20.II.37 г.
СТАЛИНУ.
Только лично.
Дорогой мой Коба,
Из моего письма в Политбюро ты увидишь, в чем дело. Горячо и серьезно прошу тебя не сердиться, а по-человечески меня понять, понять, что я больше не в состоянии жить такой “жизнью”.
Я хочу сказать тебе: я перед тобой виноват за то, что в определенный период был против тебя озлоблен (это правда): твоей объективной политической правоты я не понимал, и тогда все казалось, что ты меня режешь и совсем несправедливо. Но я никогда и мысли не имел о терроре или насилиях. Это относится даже к самым острым периодам. Больше того. Я уверен, что будь я – даже тогда – на мосте, где тебе угрожала бы опасность, я тебя бы защищал всем телом. К тому же всегда во мне жила к тебе и любовь, как это ни странно. Но все это давно-прошедшие времена, plusquamperfectum. Уверяю тебя, что все последние годы я без тени даже внутреннейших разногласий, с радостью и “с душой” защищал линию партии, несмотря на огромную горечь от постоянных щипков, придирок, свинства, со стороны разных аппаратов. Об этом я скорбел, на это жаловался многим. Но это – все другое дело и не имеет отношения к политике партии.
Смерть Серго, которая меня потрясла до глубины души (я ревел часы навзрыд, я любил этого человека очень и очень, как действительно родного), эта смерть вскрыла до конца весь ужас моего положения: я хотел пойти к Зине – а что, если она мне скажет: нет, теперь вы наш враг? Я хотел написать письмо Климу и Микояну. А если они тоже меня так обидят? Ведь клевета сделала свое дело. Ведь я уже не я. Я даже не могу плакать над телом старого товарища. Наоборот, его смерть для кое-кого послужит предлогом для моего обесчещения. Вот что. Жить, Коба, больше нельзя в таком положении.
Да. Так я писал, что за прошлое виноват перед тобой. Но я его многажды искупил. Я тебя сейчас действительно горячо люблю запоздалой любовью. Я знаю, что ты подозрителен и часто бываешь очень мудр в своей подозрительности. Я знаю также, что события показали, что мера подозрительности должна быть повышена во много раз. Но мне-то каково? Ведь я живой человек, замуравленный заживо и оплеванный со всех сторон.

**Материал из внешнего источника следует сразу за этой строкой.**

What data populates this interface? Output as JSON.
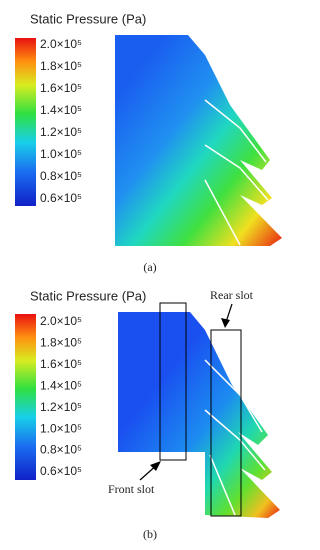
{
  "panels": [
    {
      "title": "Static Pressure (Pa)",
      "colorbar_ticks": [
        "2.0×10⁵",
        "1.8×10⁵",
        "1.6×10⁵",
        "1.4×10⁵",
        "1.2×10⁵",
        "1.0×10⁵",
        "0.8×10⁵",
        "0.6×10⁵"
      ],
      "caption": "(a)"
    },
    {
      "title": "Static Pressure (Pa)",
      "colorbar_ticks": [
        "2.0×10⁵",
        "1.8×10⁵",
        "1.6×10⁵",
        "1.4×10⁵",
        "1.2×10⁵",
        "1.0×10⁵",
        "0.8×10⁵",
        "0.6×10⁵"
      ],
      "annotations": [
        "Front slot",
        "Rear slot"
      ],
      "caption": "(b)"
    }
  ]
}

Желаю тебе здоровья прежде всего. Ты не стареешь. У тебя железная выдержка. Ты – прирожденный полководец, и тебе придется еще играть роль победоносного водителя наших армий. Это будет время еще более великое. Желаю тебе, дорогой Коба, побед быстрых и решительных. У Гегеля в одном месте говорится, что филистеры судачат о великих людях по разной ерунде. А даже их страсти часто являются орудиями (в его терминах) Мирового духа. Наполеон был “Мировым Духом” на коне. Пусть люди посмотрят на еще более интересные мировые события.
Прими мои приветы, мое рукопожатие, мое “прости”. Душой я с вами, с партией, со страной, со всеми милыми товарищами. Мысленно я у гроба Серго, который был чудеснейшим, настоящим человеком. Горько плачу над его телом; если ты можешь, скажи как-нибудь Зине, что я скорблю вместе со всеми о тяжкой утрате.
Будь здоров. Прощай.
Твой Н.Б.
Р.С. Повторяю и тебе просьбу о том, чтоб меня не теребили и оставили “дожить” здесь.

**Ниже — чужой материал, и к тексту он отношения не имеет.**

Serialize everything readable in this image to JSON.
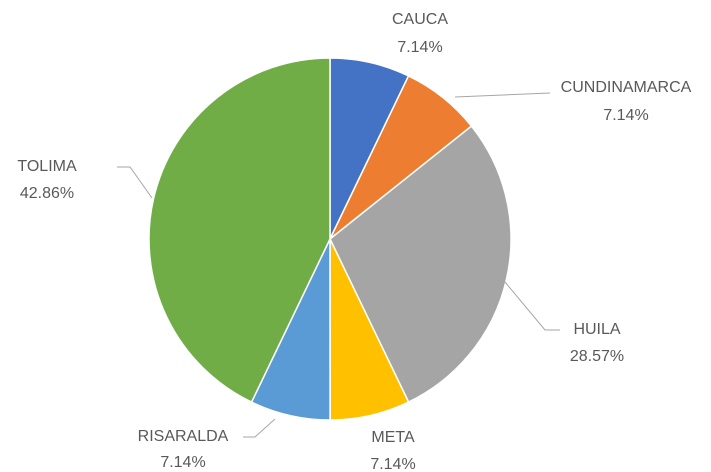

Р.С. Показания составлены с велией нарочитостью: тут не только клевета, тут нечто большее. Я – за агентов (Астров, напр<имер>). Но нужно, чтобы агенты не врали и не клеветали и не подводили к своим концепциям и не занимались провокацией.
[Помета И. Сталина: Арх<ив>. Ст.]
РГАСПИ. Ф. 558, Оп. 11, Д. 710, Л. 180-182. Машинописная копия.
РГАСПИ. Ф. 558, Оп. 11, Д. 710, Л. 183-183об. Автограф.